University strike: Pension plan could be reversed, say bosses

University picket Image copyright UCU

University bosses say they could reverse changes to lecturers' pensions if economic conditions improve.

As strike action continues for a second day at 57 universities, the employers' group, Universities UK, has written to pension scheme members offering to explore alternative ideas.

The University and College Union (UCU) says current plans will leave a typical lecturer £10,000 a year worse off.

About 90,000 students have now signed petitions asking for fee refunds.

Under the existing plans, the Universities Superannuation Scheme will change from a defined benefit scheme, giving members a guaranteed income in retirement, to a defined contribution scheme, where pensions are subject to changes in the stock market.

The employers say changes to the pension are needed because the scheme has a deficit of more than £6bn, but the union disputes the figure, saying the evaluation method used was "recklessly prudent".

However, in an open letter to scheme members, UUK suggests the change might not need to be permanent.

"We wanted to make it clear that we have never refused to continue to try to find an affordable, mutually acceptable solution," says the letter, signed by Prof Dame Janet Beer, UUK's president, along with its chief executive, Alistair Jarvis.

"We are open to changing the scheme again to reintroduce defined benefits if economic and funding conditions improve," it continues.

The letter invites members of the scheme to put forward "any proposals you feel may not have been sufficiently considered".

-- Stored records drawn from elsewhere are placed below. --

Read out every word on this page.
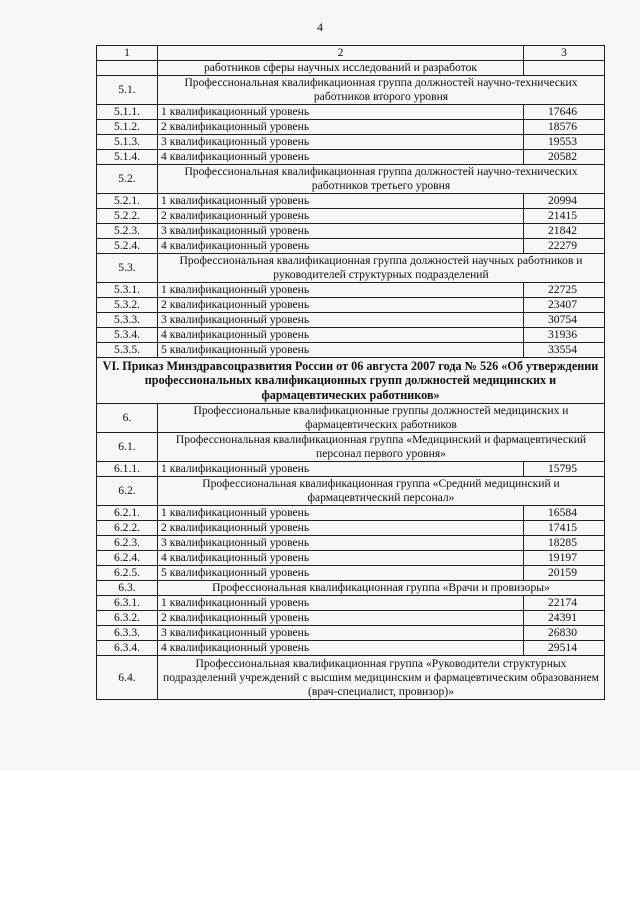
4
1	2	3
	работников сферы научных исследований и разработок	
5.1.	Профессиональная квалификационная группа должностей научно-технических работников второго уровня	
5.1.1.	1 квалификационный уровень	17646
5.1.2.	2 квалификационный уровень	18576
5.1.3.	3 квалификационный уровень	19553
5.1.4.	4 квалификационный уровень	20582
5.2.	Профессиональная квалификационная группа должностей научно-технических работников третьего уровня	
5.2.1.	1 квалификационный уровень	20994
5.2.2.	2 квалификационный уровень	21415
5.2.3.	3 квалификационный уровень	21842
5.2.4.	4 квалификационный уровень	22279
5.3.	Профессиональная квалификационная группа должностей научных работников и руководителей структурных подразделений	
5.3.1.	1 квалификационный уровень	22725
5.3.2.	2 квалификационный уровень	23407
5.3.3.	3 квалификационный уровень	30754
5.3.4.	4 квалификационный уровень	31936
5.3.5.	5 квалификационный уровень	33554
VI. Приказ Минздравсоцразвития России от 06 августа 2007 года № 526 «Об утверждении профессиональных квалификационных групп должностей медицинских и фармацевтических работников»		
6.	Профессиональные квалификационные группы должностей медицинских и фармацевтических работников	
6.1.	Профессиональная квалификационная группа «Медицинский и фармацевтический персонал первого уровня»	
6.1.1.	1 квалификационный уровень	15795
6.2.	Профессиональная квалификационная группа «Средний медицинский и фармацевтический персонал»	
6.2.1.	1 квалификационный уровень	16584
6.2.2.	2 квалификационный уровень	17415
6.2.3.	3 квалификационный уровень	18285
6.2.4.	4 квалификационный уровень	19197
6.2.5.	5 квалификационный уровень	20159
6.3.	Профессиональная квалификационная группа «Врачи и провизоры»	
6.3.1.	1 квалификационный уровень	22174
6.3.2.	2 квалификационный уровень	24391
6.3.3.	3 квалификационный уровень	26830
6.3.4.	4 квалификационный уровень	29514
6.4.	Профессиональная квалификационная группа «Руководители структурных подразделений учреждений с высшим медицинским и фармацевтическим образованием (врач-специалист, провизор)»	
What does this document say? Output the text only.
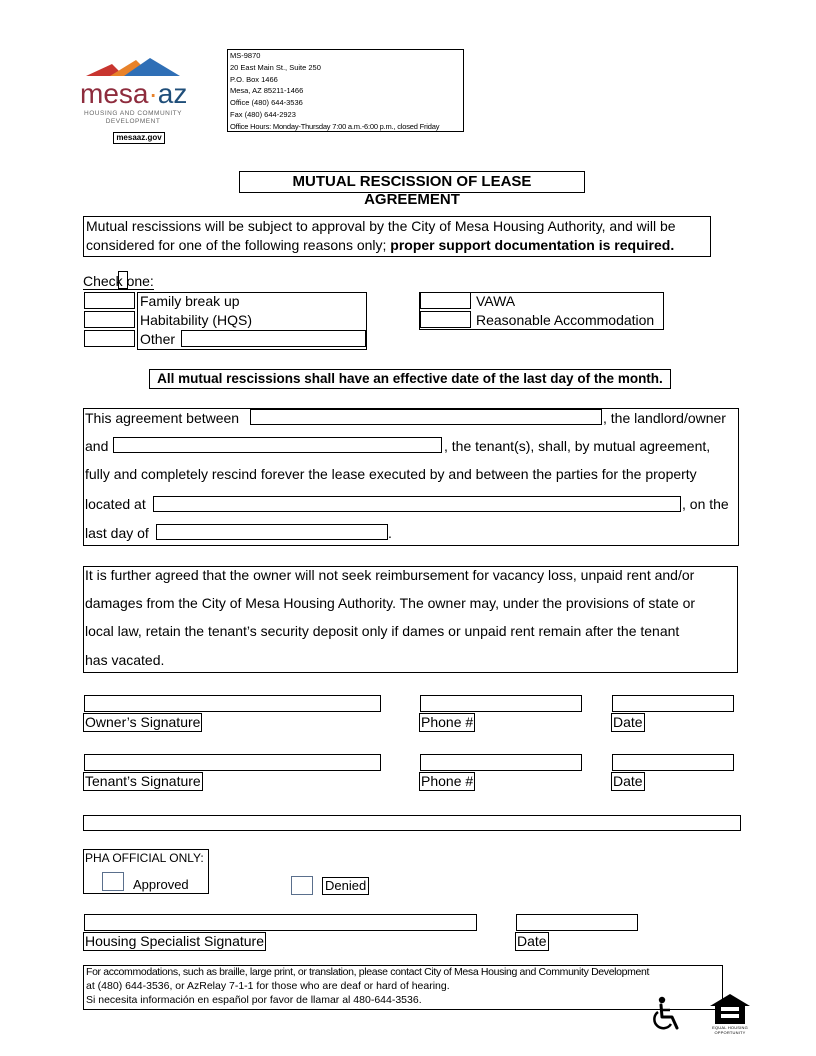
mesa·az
HOUSING AND COMMUNITY
DEVELOPMENT
mesaaz.gov
MS-9870
20 East Main St., Suite 250
P.O. Box 1466
Mesa, AZ 85211-1466
Office (480) 644-3536
Fax (480) 644-2923
Office Hours: Monday-Thursday 7:00 a.m.-6:00 p.m., closed Friday
MUTUAL RESCISSION OF LEASE AGREEMENT
Mutual rescissions will be subject to approval by the City of Mesa Housing Authority, and will be
considered for one of the following reasons only; proper support documentation is required.
Check one:
Family break up
Habitability (HQS)
Other
VAWA
Reasonable Accommodation
All mutual rescissions shall have an effective date of the last day of the month.
This agreement between	, the landlord/owner
and	, the tenant(s), shall, by mutual agreement,
fully and completely rescind forever the lease executed by and between the parties for the property
located at	, on the
last day of	.
It is further agreed that the owner will not seek reimbursement for vacancy loss, unpaid rent and/or
damages from the City of Mesa Housing Authority. The owner may, under the provisions of state or
local law, retain the tenant’s security deposit only if dames or unpaid rent remain after the tenant
has vacated.
Owner’s Signature	Phone #	Date
Tenant’s Signature	Phone #	Date
PHA OFFICIAL ONLY:
Approved	Denied
Housing Specialist Signature	Date
For accommodations, such as braille, large print, or translation, please contact City of Mesa Housing and Community Development
at (480) 644-3536, or AzRelay 7-1-1 for those who are deaf or hard of hearing.
Si necesita información en español por favor de llamar al 480-644-3536.
EQUAL HOUSING
OPPORTUNITY
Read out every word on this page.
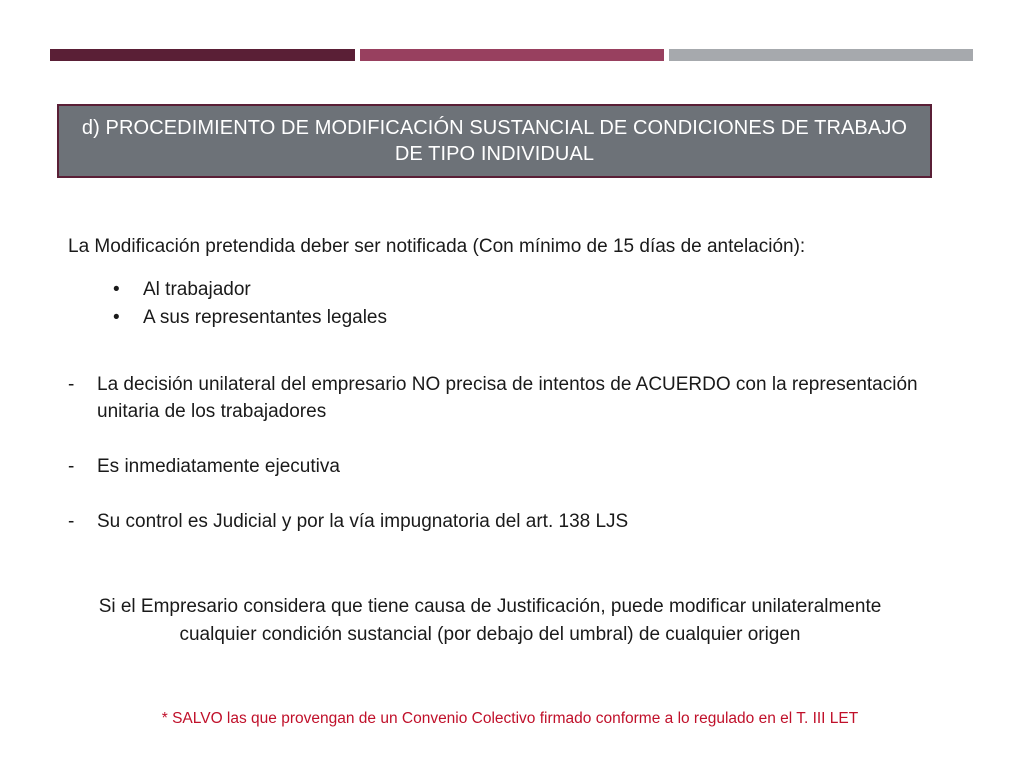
d) PROCEDIMIENTO DE MODIFICACIÓN SUSTANCIAL DE CONDICIONES DE TRABAJO DE TIPO INDIVIDUAL
La Modificación pretendida deber ser notificada (Con mínimo de 15 días de antelación):
• Al trabajador
• A sus representantes legales
- La decisión unilateral del empresario NO precisa de intentos de ACUERDO con la representación unitaria de los trabajadores
- Es inmediatamente ejecutiva
- Su control es Judicial y por la vía impugnatoria del art. 138 LJS
Si el Empresario considera que tiene causa de Justificación, puede modificar unilateralmente cualquier condición sustancial (por debajo del umbral) de cualquier origen
* SALVO las que provengan de un Convenio Colectivo firmado conforme a lo regulado en el T. III LET
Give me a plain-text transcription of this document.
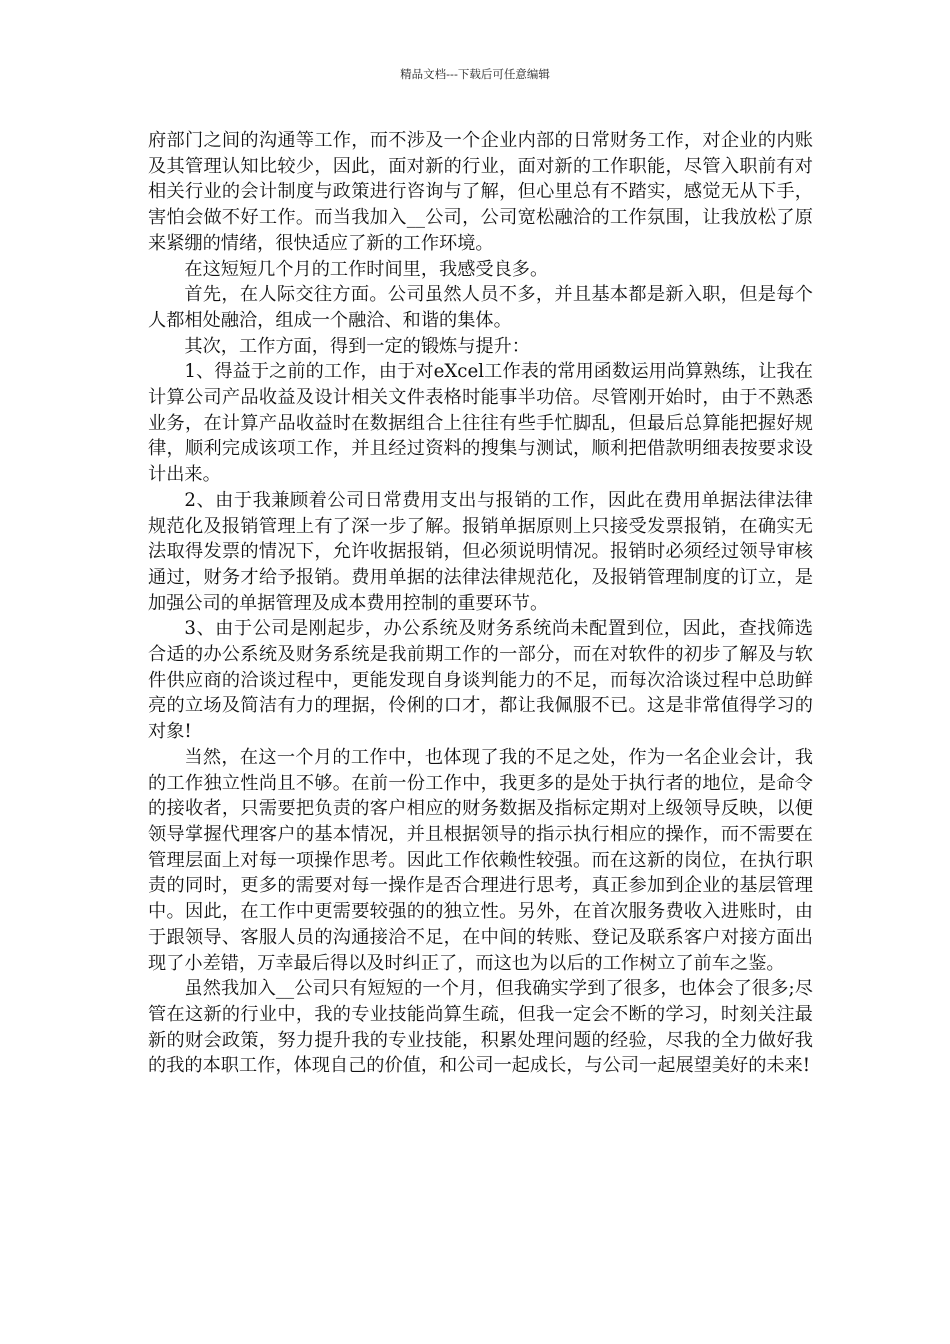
精品文档---下载后可任意编辑

府部门之间的沟通等工作，而不涉及一个企业内部的日常财务工作，对企业的内账及其管理认知比较少，因此，面对新的行业，面对新的工作职能，尽管入职前有对相关行业的会计制度与政策进行咨询与了解，但心里总有不踏实，感觉无从下手，害怕会做不好工作。而当我加入__公司，公司宽松融洽的工作氛围，让我放松了原来紧绷的情绪，很快适应了新的工作环境。

在这短短几个月的工作时间里，我感受良多。

首先，在人际交往方面。公司虽然人员不多，并且基本都是新入职，但是每个人都相处融洽，组成一个融洽、和谐的集体。

其次，工作方面，得到一定的锻炼与提升：

1、得益于之前的工作，由于对eXcel工作表的常用函数运用尚算熟练，让我在计算公司产品收益及设计相关文件表格时能事半功倍。尽管刚开始时，由于不熟悉业务，在计算产品收益时在数据组合上往往有些手忙脚乱，但最后总算能把握好规律，顺利完成该项工作，并且经过资料的搜集与测试，顺利把借款明细表按要求设计出来。

2、由于我兼顾着公司日常费用支出与报销的工作，因此在费用单据法律法律规范化及报销管理上有了深一步了解。报销单据原则上只接受发票报销，在确实无法取得发票的情况下，允许收据报销，但必须说明情况。报销时必须经过领导审核通过，财务才给予报销。费用单据的法律法律规范化，及报销管理制度的订立，是加强公司的单据管理及成本费用控制的重要环节。

3、由于公司是刚起步，办公系统及财务系统尚未配置到位，因此，查找筛选合适的办公系统及财务系统是我前期工作的一部分，而在对软件的初步了解及与软件供应商的洽谈过程中，更能发现自身谈判能力的不足，而每次洽谈过程中总助鲜亮的立场及简洁有力的理据，伶俐的口才，都让我佩服不已。这是非常值得学习的对象!

当然，在这一个月的工作中，也体现了我的不足之处，作为一名企业会计，我的工作独立性尚且不够。在前一份工作中，我更多的是处于执行者的地位，是命令的接收者，只需要把负责的客户相应的财务数据及指标定期对上级领导反映，以便领导掌握代理客户的基本情况，并且根据领导的指示执行相应的操作，而不需要在管理层面上对每一项操作思考。因此工作依赖性较强。而在这新的岗位，在执行职责的同时，更多的需要对每一操作是否合理进行思考，真正参加到企业的基层管理中。因此，在工作中更需要较强的的独立性。另外，在首次服务费收入进账时，由于跟领导、客服人员的沟通接洽不足，在中间的转账、登记及联系客户对接方面出现了小差错，万幸最后得以及时纠正了，而这也为以后的工作树立了前车之鉴。

虽然我加入__公司只有短短的一个月，但我确实学到了很多，也体会了很多;尽管在这新的行业中，我的专业技能尚算生疏，但我一定会不断的学习，时刻关注最新的财会政策，努力提升我的专业技能，积累处理问题的经验，尽我的全力做好我的我的本职工作，体现自己的价值，和公司一起成长，与公司一起展望美好的未来!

In response, Sally Hunt, UCU general secretary, said: "If they want to talk to us without preconditions, as the universities minister has suggested, then let's do it today. The sector is suffering from a serious image problem at the moment and staff and students deserve much better from their leaders than spin and subterfuge."

Tuesday talks

The two sides are due to hold talks on Tuesday after Universities UK issued an invitation which the union accepted.

In a statement, UUK said: "It is of paramount importance that both sides make every effort to meet, despite the ongoing industrial action, to stop any impact and disruption to students."

However, the statement also said "talks about the future of the scheme would not reopen the Joint Negotiating Committee decision made on 23 January" to press ahead with the changes.

The union warned that the decision in question was the "very reason for the strike".

On Thursday, England's Universities Minister Sam Gyimah called for for talks without preconditions.

"We hope UUK will reconsider his words before we meet on Tuesday," said Ms Hunt.

In the first wave of a month-long programme of strikes, lecturers walked out at 57 universities on Thursday and Friday.

They will be joined by staff at four more institutions on a three-day strike, starting on Monday.

In weeks three and four of the action, staff will be on strike at a total of 64 universities.